High Negative Investor Sentiment Usually Signals That the Time to Buy Stocks Is Near
This is one of the ideas that many investors can simply not wrap their heads around, but is a very important principle to understand if you plan on making some above-average gains in the stock market. When everyone is bearish, that usually means that it is time to buy; and when everyone is bullish, that usually means that it is time to sell.
How can this be? Wouldn't it stand to logic that if people were optimistic about the stock market that it would continue to trade higher, and if they were mostly pessimistic it would continue to trade lower?

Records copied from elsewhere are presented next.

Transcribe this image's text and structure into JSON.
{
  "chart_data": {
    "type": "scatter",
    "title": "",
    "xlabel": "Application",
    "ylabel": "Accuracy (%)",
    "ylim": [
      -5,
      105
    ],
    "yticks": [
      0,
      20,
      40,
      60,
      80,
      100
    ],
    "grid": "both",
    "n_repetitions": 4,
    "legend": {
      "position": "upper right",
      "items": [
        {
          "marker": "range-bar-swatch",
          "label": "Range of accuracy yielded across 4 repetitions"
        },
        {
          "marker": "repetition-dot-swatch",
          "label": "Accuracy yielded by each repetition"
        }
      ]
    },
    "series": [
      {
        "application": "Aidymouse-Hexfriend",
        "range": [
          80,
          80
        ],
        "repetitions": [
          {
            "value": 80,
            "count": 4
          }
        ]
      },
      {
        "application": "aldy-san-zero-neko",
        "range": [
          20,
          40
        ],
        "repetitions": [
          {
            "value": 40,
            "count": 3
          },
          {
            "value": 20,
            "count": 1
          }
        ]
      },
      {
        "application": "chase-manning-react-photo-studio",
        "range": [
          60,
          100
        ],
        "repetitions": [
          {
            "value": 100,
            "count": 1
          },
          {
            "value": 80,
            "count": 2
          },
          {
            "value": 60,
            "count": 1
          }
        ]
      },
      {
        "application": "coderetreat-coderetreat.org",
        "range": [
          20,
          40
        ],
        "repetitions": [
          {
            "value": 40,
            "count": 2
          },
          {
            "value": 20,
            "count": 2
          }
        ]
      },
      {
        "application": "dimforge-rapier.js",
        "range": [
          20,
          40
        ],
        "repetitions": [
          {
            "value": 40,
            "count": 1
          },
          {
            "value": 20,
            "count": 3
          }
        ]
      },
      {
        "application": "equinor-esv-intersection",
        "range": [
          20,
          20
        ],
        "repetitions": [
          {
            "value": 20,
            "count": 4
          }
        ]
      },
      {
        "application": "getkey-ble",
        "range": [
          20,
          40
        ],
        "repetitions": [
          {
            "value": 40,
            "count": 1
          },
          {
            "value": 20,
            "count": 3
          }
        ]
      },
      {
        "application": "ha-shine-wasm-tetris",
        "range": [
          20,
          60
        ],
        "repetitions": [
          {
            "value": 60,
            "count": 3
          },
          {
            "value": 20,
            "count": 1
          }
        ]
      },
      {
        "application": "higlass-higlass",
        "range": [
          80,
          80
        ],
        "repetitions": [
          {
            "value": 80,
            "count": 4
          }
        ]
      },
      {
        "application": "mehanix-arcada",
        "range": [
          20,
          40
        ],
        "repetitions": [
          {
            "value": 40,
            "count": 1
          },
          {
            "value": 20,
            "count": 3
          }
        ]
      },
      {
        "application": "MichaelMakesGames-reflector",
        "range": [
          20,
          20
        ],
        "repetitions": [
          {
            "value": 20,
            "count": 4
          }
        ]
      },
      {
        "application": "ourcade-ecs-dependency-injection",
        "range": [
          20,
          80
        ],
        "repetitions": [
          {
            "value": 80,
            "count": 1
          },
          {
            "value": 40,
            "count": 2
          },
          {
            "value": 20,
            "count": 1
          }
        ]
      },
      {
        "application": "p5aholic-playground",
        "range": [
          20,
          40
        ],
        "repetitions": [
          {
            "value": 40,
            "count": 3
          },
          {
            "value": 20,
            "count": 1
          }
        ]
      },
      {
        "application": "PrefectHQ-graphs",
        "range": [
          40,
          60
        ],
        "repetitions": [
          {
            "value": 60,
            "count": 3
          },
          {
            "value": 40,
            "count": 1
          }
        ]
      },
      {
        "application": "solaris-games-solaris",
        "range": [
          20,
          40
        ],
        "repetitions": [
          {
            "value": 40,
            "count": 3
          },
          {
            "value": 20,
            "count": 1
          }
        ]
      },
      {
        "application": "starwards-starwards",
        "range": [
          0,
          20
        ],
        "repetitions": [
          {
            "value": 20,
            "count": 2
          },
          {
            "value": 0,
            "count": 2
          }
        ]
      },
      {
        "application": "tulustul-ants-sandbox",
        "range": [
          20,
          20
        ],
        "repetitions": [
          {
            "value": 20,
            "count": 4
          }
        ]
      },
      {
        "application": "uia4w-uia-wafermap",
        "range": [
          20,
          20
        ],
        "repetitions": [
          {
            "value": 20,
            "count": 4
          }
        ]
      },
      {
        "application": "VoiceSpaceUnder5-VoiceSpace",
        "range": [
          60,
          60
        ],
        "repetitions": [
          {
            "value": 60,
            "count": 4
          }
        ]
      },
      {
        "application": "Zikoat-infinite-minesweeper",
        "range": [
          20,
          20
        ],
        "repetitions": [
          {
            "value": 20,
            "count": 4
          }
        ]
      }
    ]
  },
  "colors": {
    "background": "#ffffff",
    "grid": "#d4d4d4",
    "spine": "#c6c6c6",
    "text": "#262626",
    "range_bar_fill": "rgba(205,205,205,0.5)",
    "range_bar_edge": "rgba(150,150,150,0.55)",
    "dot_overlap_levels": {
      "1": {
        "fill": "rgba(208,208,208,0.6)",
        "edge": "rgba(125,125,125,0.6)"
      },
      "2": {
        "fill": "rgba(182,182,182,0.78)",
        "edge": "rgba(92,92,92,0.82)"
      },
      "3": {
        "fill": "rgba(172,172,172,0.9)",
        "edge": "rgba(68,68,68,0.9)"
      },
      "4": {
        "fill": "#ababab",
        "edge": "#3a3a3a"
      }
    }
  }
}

This relates to the principle that we have talked about before; the herd is usually wrong. When the herd is selling stocks in a panic, this will almost always signal a bottom, and when they are buying in a frenzy, this will normally signal a top. Back in the early months of 2000, EVERYONE was getting into the stock market (and especially tech stocks) with almost every penny that they had. The stock market was a national obsession. Investor sentiment was ridiculously high; people were saying that Nasdaq 10k was a certainty, and that it was just a matter of time. To many market-watchers, this frenzied level of buying was a clear indication that the market was about to blow up, and it did. Reversely, when everyone was panic dumping their shares after 9/11 and investor sentiment was in the tank, this was proven to be a great time to load up on shares in just about every company. These are two extreme examples, but they illustrate the point that the herd is usually wrong, and if you become a contrarian, you will generally do fairly well.
The thing is, pending bad news gets factored into share prices well ahead of the bad news actually taking place (unless it is an unexpected, unforeseen event.) Let's take January 2008 as an example. Right now, many economists are predicting that the US will enter a recession. People hear this and think "Oh man, my shares are REALLY going to take a dive once we actually enter the recession." This isn't the case though. These stocks are taking hits right now because the market is factoring in the great likelihood of a recession. When the recession actually comes, investor sentiment will be extremely low, however the recession will have already been factored into the share price of many companies. Brighter times will be forecast, the stocks will pull out of their tailspin and start to trade higher when talk of a recession still fills the evening news.
Remember; the herd is usually wrong. Don't be a sheep. Be a wolf.